I too lost my Mum February this year. It sounds like we had similar relationships with our Mum’s. I miss her badly. We did not live close by but she was my go to person if I needed help, validation or just a chat. I miss her texts and our updates on the phone. I don’t feel my closest friends can come close to what she provided me with. Mum’s know us from our very beginning, they are proud of us like nobody else is, they can tell it how it is and listen to us and keep us grounded.

Lockdown exasperates everything and I hope that as lockdown starts to ease you will find comfort being able to see family and friends. People who knew your Mum and whom you can meet face to face and share memories.

Have you spoken to a bereavement councillor?
I have began to read Jeff Braziers book, The Grief Survival Guide. I’m not long into it but it is helping me.

Being on here is helpful. I wouldn’t want anyone to have to experience grief but speaking to others who are experiencing loss is a comfort to know we are not alone in this journey.

I look back at our text messages and it gives relief it just reminds me of the love we had for each other, fun we shared and keeps her spirit alive.

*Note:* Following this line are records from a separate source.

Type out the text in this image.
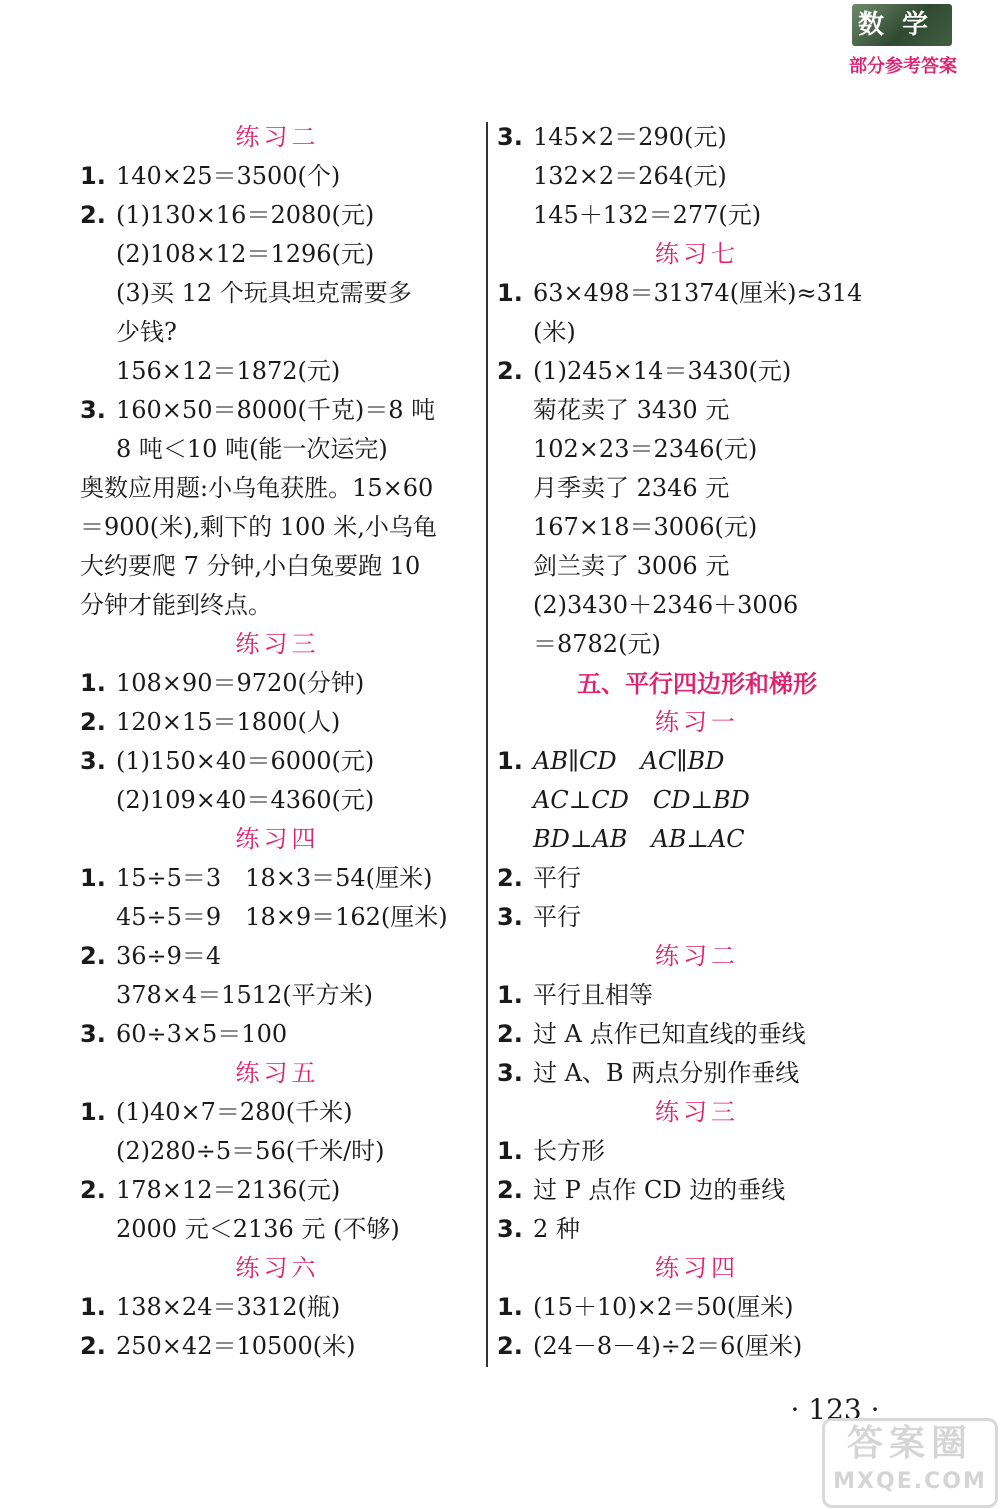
数学
部分参考答案
练习二
1. 140×25＝3500(个)
2. (1)130×16＝2080(元)
(2)108×12＝1296(元)
(3)买 12 个玩具坦克需要多
少钱?
156×12＝1872(元)
3. 160×50＝8000(千克)＝8 吨
8 吨＜10 吨(能一次运完)
奥数应用题:小乌龟获胜。15×60
＝900(米),剩下的 100 米,小乌龟
大约要爬 7 分钟,小白兔要跑 10
分钟才能到终点。
练习三
1. 108×90＝9720(分钟)
2. 120×15＝1800(人)
3. (1)150×40＝6000(元)
(2)109×40＝4360(元)
练习四
1. 15÷5＝3　18×3＝54(厘米)
45÷5＝9　18×9＝162(厘米)
2. 36÷9＝4
378×4＝1512(平方米)
3. 60÷3×5＝100
练习五
1. (1)40×7＝280(千米)
(2)280÷5＝56(千米/时)
2. 178×12＝2136(元)
2000 元＜2136 元 (不够)
练习六
1. 138×24＝3312(瓶)
2. 250×42＝10500(米)
3. 145×2＝290(元)
132×2＝264(元)
145＋132＝277(元)
练习七
1. 63×498＝31374(厘米)≈314
(米)
2. (1)245×14＝3430(元)
菊花卖了 3430 元
102×23＝2346(元)
月季卖了 2346 元
167×18＝3006(元)
剑兰卖了 3006 元
(2)3430＋2346＋3006
＝8782(元)
五、平行四边形和梯形
练习一
1. AB∥CD　AC∥BD
AC⊥CD　CD⊥BD
BD⊥AB　AB⊥AC
2. 平行
3. 平行
练习二
1. 平行且相等
2. 过 A 点作已知直线的垂线
3. 过 A、B 两点分别作垂线
练习三
1. 长方形
2. 过 P 点作 CD 边的垂线
3. 2 种
练习四
1. (15＋10)×2＝50(厘米)
2. (24－8－4)÷2＝6(厘米)
· 123 ·
答案圈
MXQE.COM
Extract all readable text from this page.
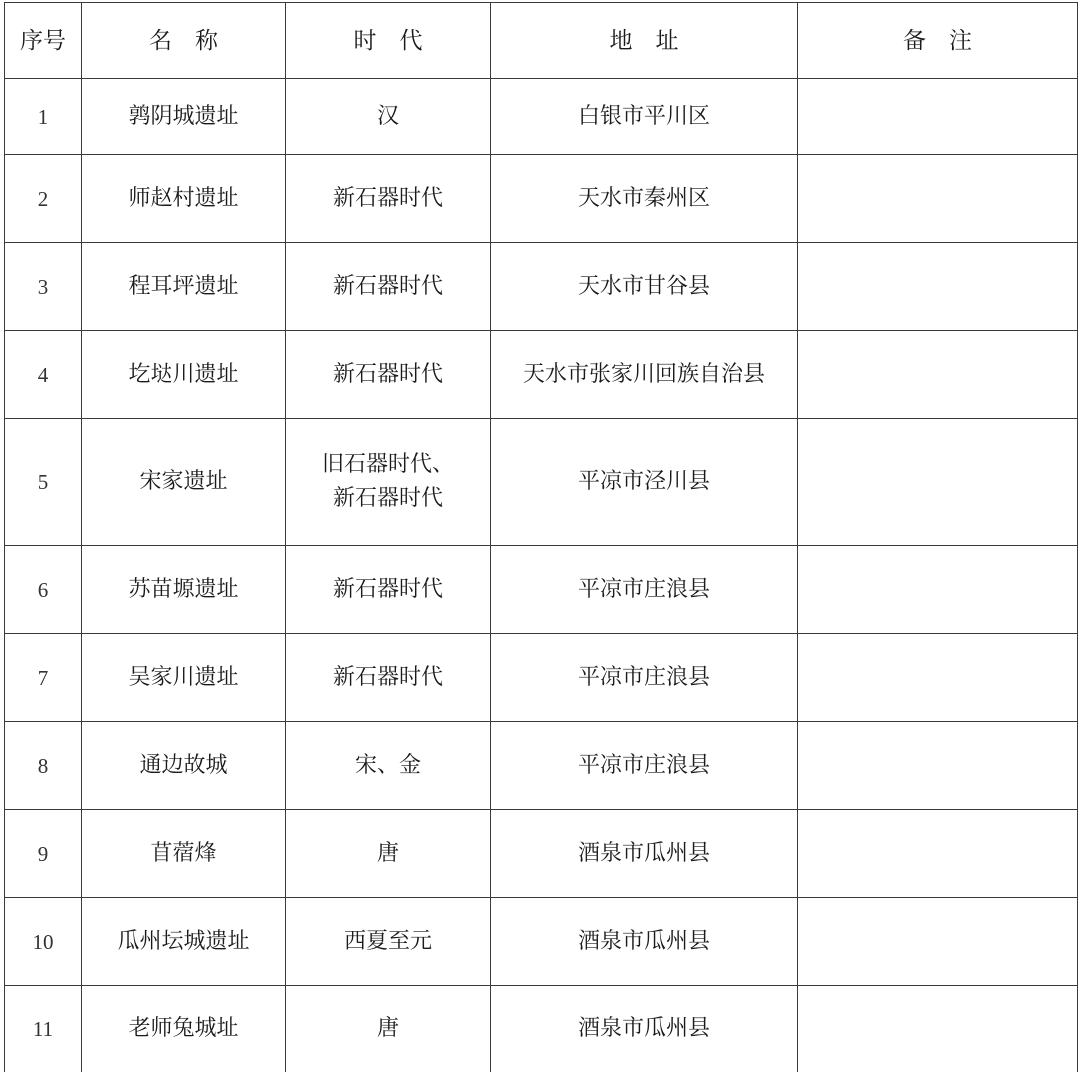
序号	名　称	时　代	地　址	备　注
1	鹑阴城遗址	汉	白银市平川区	
2	师赵村遗址	新石器时代	天水市秦州区	
3	程耳坪遗址	新石器时代	天水市甘谷县	
4	圪垯川遗址	新石器时代	天水市张家川回族自治县	
5	宋家遗址	旧石器时代、新石器时代	平凉市泾川县	
6	苏苗塬遗址	新石器时代	平凉市庄浪县	
7	吴家川遗址	新石器时代	平凉市庄浪县	
8	通边故城	宋、金	平凉市庄浪县	
9	苜蓿烽	唐	酒泉市瓜州县	
10	瓜州坛城遗址	西夏至元	酒泉市瓜州县	
11	老师兔城址	唐	酒泉市瓜州县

Sending you lots of best wishes x

Hi Deb,
Thank you for your reply. I’m sorry that you lost your Mom too. We do seem to have had similarly close relationships with our Moms. Unfortunately she couldn’t text and I don’t have any voicemails from her. I thought I was coping but realise now that I’m worse than ever. My sons can’t talk about their Nan and my grief is so strong that it’s affecting them, so I don’t cry when I’m with them. My Mom lived in the same road as me which is making it more difficult. I never got the chance to say goodbye, she would have been wondering why I wasn’t with her. The guilt I’m carrying is becoming too much for me to bear. I haven’t been able to get counselling, so thought I’d turn to the internet. I’m glad I found this site as I know I’m not on my own.
Best wishes, you too are in my thoughts.